The approach is extending lives. In three-year study, 30 percent of patients who got the vaccine were alive -- versus 17 percent who got a placebo shot. A second prostate cancer vaccine, made from a patient's own cells, is now FDA - approved. It improved three-year survival by 38 percent. Doctors say that's significant because men with advanced disease typically live less than two years.

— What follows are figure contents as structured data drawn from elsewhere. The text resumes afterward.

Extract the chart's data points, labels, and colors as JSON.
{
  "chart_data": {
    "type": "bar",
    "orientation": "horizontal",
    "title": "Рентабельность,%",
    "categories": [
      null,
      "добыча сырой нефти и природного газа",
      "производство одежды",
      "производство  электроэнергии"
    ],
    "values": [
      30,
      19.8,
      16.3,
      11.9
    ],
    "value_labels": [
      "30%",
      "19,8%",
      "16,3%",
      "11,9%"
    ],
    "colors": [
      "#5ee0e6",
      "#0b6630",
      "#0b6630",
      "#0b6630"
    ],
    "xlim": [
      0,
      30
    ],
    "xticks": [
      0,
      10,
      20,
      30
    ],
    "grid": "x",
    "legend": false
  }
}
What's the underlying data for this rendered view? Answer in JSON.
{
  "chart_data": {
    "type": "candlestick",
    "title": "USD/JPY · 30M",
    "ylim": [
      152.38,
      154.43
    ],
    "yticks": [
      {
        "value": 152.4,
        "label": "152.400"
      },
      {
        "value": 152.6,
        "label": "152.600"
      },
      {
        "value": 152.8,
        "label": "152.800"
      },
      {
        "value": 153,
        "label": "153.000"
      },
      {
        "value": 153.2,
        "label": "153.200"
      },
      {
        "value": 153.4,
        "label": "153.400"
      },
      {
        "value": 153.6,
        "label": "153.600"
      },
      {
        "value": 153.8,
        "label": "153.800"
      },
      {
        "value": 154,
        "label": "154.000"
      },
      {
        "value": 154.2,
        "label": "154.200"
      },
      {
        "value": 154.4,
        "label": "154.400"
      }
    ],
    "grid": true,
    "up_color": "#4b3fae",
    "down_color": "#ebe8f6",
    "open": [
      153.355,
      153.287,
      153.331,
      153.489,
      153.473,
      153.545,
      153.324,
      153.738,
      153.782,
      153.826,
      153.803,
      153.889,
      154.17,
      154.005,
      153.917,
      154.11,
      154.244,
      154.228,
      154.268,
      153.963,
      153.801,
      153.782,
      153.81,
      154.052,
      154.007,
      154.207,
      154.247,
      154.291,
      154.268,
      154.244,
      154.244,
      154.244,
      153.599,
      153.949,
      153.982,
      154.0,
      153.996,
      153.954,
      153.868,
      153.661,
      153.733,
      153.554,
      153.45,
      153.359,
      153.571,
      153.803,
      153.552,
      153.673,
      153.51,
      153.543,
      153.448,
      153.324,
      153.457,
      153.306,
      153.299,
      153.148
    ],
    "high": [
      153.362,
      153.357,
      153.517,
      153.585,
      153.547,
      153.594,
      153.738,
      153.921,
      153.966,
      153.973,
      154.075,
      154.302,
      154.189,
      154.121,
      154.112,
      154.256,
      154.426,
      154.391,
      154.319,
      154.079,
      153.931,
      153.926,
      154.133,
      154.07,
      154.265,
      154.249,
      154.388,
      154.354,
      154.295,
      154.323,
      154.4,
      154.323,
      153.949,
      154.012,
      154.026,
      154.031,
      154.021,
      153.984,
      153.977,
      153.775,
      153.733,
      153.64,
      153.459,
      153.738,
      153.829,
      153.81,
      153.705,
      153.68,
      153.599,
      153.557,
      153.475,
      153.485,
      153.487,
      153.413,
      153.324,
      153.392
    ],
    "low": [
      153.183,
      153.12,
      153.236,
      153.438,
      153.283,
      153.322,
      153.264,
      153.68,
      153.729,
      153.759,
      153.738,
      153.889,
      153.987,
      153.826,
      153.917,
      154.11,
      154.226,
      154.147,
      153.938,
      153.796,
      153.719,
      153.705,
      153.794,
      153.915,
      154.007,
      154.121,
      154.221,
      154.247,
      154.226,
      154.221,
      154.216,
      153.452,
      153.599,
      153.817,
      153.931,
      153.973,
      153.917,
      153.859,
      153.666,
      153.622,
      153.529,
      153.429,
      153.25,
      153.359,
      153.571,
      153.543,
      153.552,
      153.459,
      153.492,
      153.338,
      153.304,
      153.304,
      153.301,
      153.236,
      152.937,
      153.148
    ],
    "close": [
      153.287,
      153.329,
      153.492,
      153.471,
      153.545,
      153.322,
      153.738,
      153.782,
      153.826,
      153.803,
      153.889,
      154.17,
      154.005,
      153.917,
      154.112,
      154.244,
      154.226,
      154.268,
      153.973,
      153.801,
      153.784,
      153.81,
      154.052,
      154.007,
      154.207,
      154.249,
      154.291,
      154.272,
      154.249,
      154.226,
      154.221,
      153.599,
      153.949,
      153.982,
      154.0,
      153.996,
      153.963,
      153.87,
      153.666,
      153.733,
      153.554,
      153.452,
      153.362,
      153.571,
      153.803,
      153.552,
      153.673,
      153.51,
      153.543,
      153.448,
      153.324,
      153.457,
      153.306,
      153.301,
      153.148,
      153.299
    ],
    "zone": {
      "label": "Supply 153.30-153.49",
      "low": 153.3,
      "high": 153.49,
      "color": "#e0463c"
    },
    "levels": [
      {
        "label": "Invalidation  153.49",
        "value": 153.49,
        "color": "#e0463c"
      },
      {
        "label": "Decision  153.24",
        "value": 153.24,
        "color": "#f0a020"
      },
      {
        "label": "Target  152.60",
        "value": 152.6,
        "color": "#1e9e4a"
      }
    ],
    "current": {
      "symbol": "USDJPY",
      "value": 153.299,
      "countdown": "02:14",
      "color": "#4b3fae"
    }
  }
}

"There is nothing negative, nothing negative. In all cases, it helped me," said Dougherty.
Side effects can include fevers, chills and nausea.
Dougherty is doing well.
"I want to be a part of something that works and so people will not die at younger ages and can benefit from it," he said.
The manufacturer of the FDA-approved vaccine is charging $93,000 for the treatment. It is covered by insurance, but doctors worry it could raise out-of-pocket costs. A recent study found nearly 30 percent of cancer patients with $500 or more a year in out-of -pocket costs stopped filling their prescriptions.